Какое-то время люди молча думали. Конечно, и до того, жен и детей павших друзей привечали, совсем уж на произвол судьбы не оставляли. Только было это дело личное. Теперь же оно стало общим, войсковым. С одной стороны, новая беда, которой не было. С другой стороны, у каждого сидело, что ведь и его дети голодными, если что случится, не останутся. Словом, решили, что это «любо». Героев похоронили.

Потом начался пир. Как и прежде, на площади, теперь уже замощенной и застроенной кругом, поставили столы, вывалили на них все самое-самое, что было. А было много чего. Праздновали, пили и веселились до поздней поры. На следующий день отходили, провожали дауров и бираров с солонами, одаривали их, сами принимали подарки. Только через день началась работа. На этот раз тучи стали надвигаться из Якутска.

Глава 5. Гатлинг

Не успел я решить или, по крайней мере, отодвинуть беду со стороны богдойцев, как начались беды от воеводы-батюшки, Михаила Семеновича Лодыженского. Мало тому было, что ясак с Приамурья шел больше, чем со всего остального воеводства. И не одни только меха, а шелк, чай, специи, которые у персов только за золото покупали. Решил он сам в моих землях еще ясак пособирать. Отправил он сюда сборщиков. Только для моих дауров и тунгусов эти сборщики были такие же тати, как и любые другие. Как поступать с татями они знали. Так и поступили. Ищите теперь их косточки по лесам, да по сопкам. Когда про негостеприимных данников стало известно воеводе, написал он мне грозное письмо. Требовал суд над разбойниками, и о том ему доложить. Кто еще тут разбойник, учинить нужно.

Я не стал выпендриваться. Написал велеречивое письмо, что суд строгий и справедливый по государеву слову устроил. Разбойники наказаны. И ведь не соврал. Кто, как не разбойники, по два раза дань берут? И не за защиту и торговлю, а за просто так. Правда, про это я писать не стал. Зато напомнил, что не плачено в Приамурье казакам жалование уже два года ни денежное, ни хлебное, ни пороховое.

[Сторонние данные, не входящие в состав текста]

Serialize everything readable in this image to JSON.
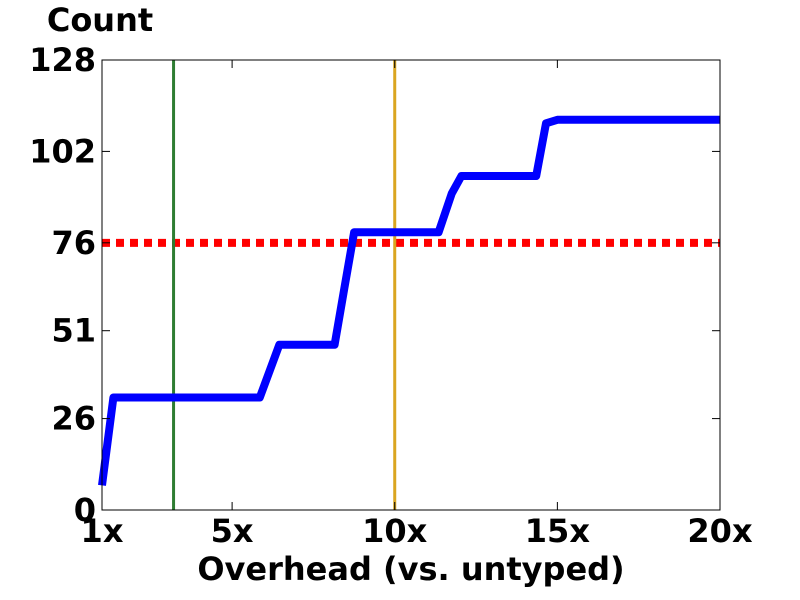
{
  "chart_data": {
    "type": "line",
    "title": "",
    "ylabel": "Count",
    "xlabel": "Overhead  (vs. untyped)",
    "xlim": [
      1,
      20
    ],
    "ylim": [
      0,
      128
    ],
    "x_ticks": [
      {
        "value": 1,
        "label": "1x"
      },
      {
        "value": 5,
        "label": "5x"
      },
      {
        "value": 10,
        "label": "10x"
      },
      {
        "value": 15,
        "label": "15x"
      },
      {
        "value": 20,
        "label": "20x"
      }
    ],
    "y_ticks": [
      {
        "value": 0,
        "label": "0"
      },
      {
        "value": 26,
        "label": "26"
      },
      {
        "value": 51,
        "label": "51"
      },
      {
        "value": 76,
        "label": "76"
      },
      {
        "value": 102,
        "label": "102"
      },
      {
        "value": 128,
        "label": "128"
      }
    ],
    "series": [
      {
        "color": "#0000ff",
        "points": [
          [
            1.0,
            7
          ],
          [
            1.35,
            32
          ],
          [
            5.85,
            32
          ],
          [
            6.45,
            47
          ],
          [
            8.15,
            47
          ],
          [
            8.45,
            63
          ],
          [
            8.75,
            79
          ],
          [
            11.35,
            79
          ],
          [
            11.75,
            90
          ],
          [
            12.05,
            95
          ],
          [
            14.35,
            95
          ],
          [
            14.65,
            110
          ],
          [
            15.0,
            111
          ],
          [
            20.0,
            111
          ]
        ]
      }
    ],
    "reference_lines": [
      {
        "orientation": "horizontal",
        "value": 76,
        "color": "#ff0000",
        "style": "dotted"
      },
      {
        "orientation": "vertical",
        "value": 3.2,
        "color": "#2e7d32",
        "style": "solid"
      },
      {
        "orientation": "vertical",
        "value": 10,
        "color": "#daa520",
        "style": "solid"
      }
    ],
    "grid": false,
    "legend": false
  }
}
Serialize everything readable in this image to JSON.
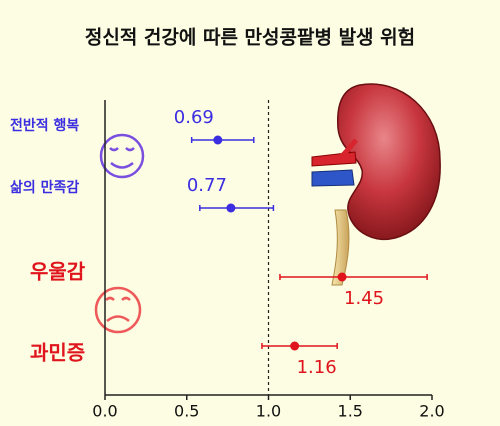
{
  "chart_data": {
    "type": "forest",
    "title": "정신적 건강에 따른 만성콩팥병 발생 위험",
    "categories": [
      "전반적 행복",
      "삶의 만족감",
      "우울감",
      "과민증"
    ],
    "values": [
      0.69,
      0.77,
      1.45,
      1.16
    ],
    "ci_low": [
      0.53,
      0.58,
      1.07,
      0.96
    ],
    "ci_high": [
      0.91,
      1.03,
      1.97,
      1.42
    ],
    "colors": [
      "#3b2ee0",
      "#3b2ee0",
      "#e0141c",
      "#e0141c"
    ],
    "xlim": [
      0,
      2
    ],
    "xticks": [
      {
        "value": 0,
        "label": "0.0"
      },
      {
        "value": 0.5,
        "label": "0.5"
      },
      {
        "value": 1,
        "label": "1.0"
      },
      {
        "value": 1.5,
        "label": "1.5"
      },
      {
        "value": 2,
        "label": "2.0"
      }
    ],
    "reference_line": 1
  }
}
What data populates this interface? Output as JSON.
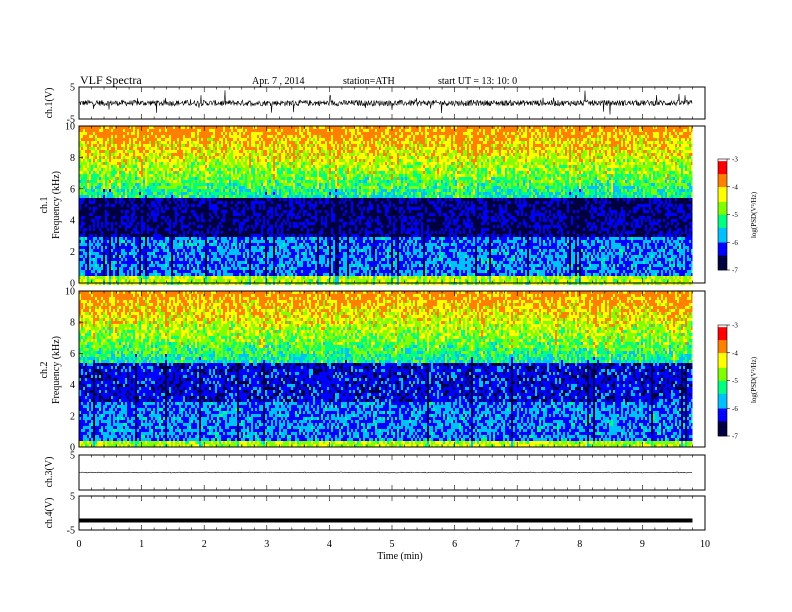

А сидим мы, сирые, голы, босы и голодны. Ну, и челом бьет приказчик земель по Великой реке Амур Онуфрейко Степанов сын.

На какое-то время заткнулся воевода. Правда, жалования не прислал. Собственно, кроме пороха, мог бы и подавиться своим жалованием. Конечно, порох был. Только уж очень быстро расходился. Приходилось его тайными путями доставлять. Но успокоился Лодыженский ненадолго.

Отправил он «для ясачного сбора» на Шилку и Амур дворянина Федора Пущина. Это было уже совсем запредельно, поскольку Земли за Байкалом уже год как ведал новый воевода Афанасий Филиппович Пашков. Точнее, не новый, а переведенный царским указом из Енисейска. В Забайкалье, получив по сусалам и от бурятов, и от хамниганов, и даже от енисейского казачьего головы Петра Бекетова, отправленного Пашковым в Забайкалье, Пущин бежал на Амур. Мало того, стал здесь мне права качать. Когда ему объяснили, что вам здесь совсем даже не тут, заткнулся, был посажен на струг и отправлен восвояси.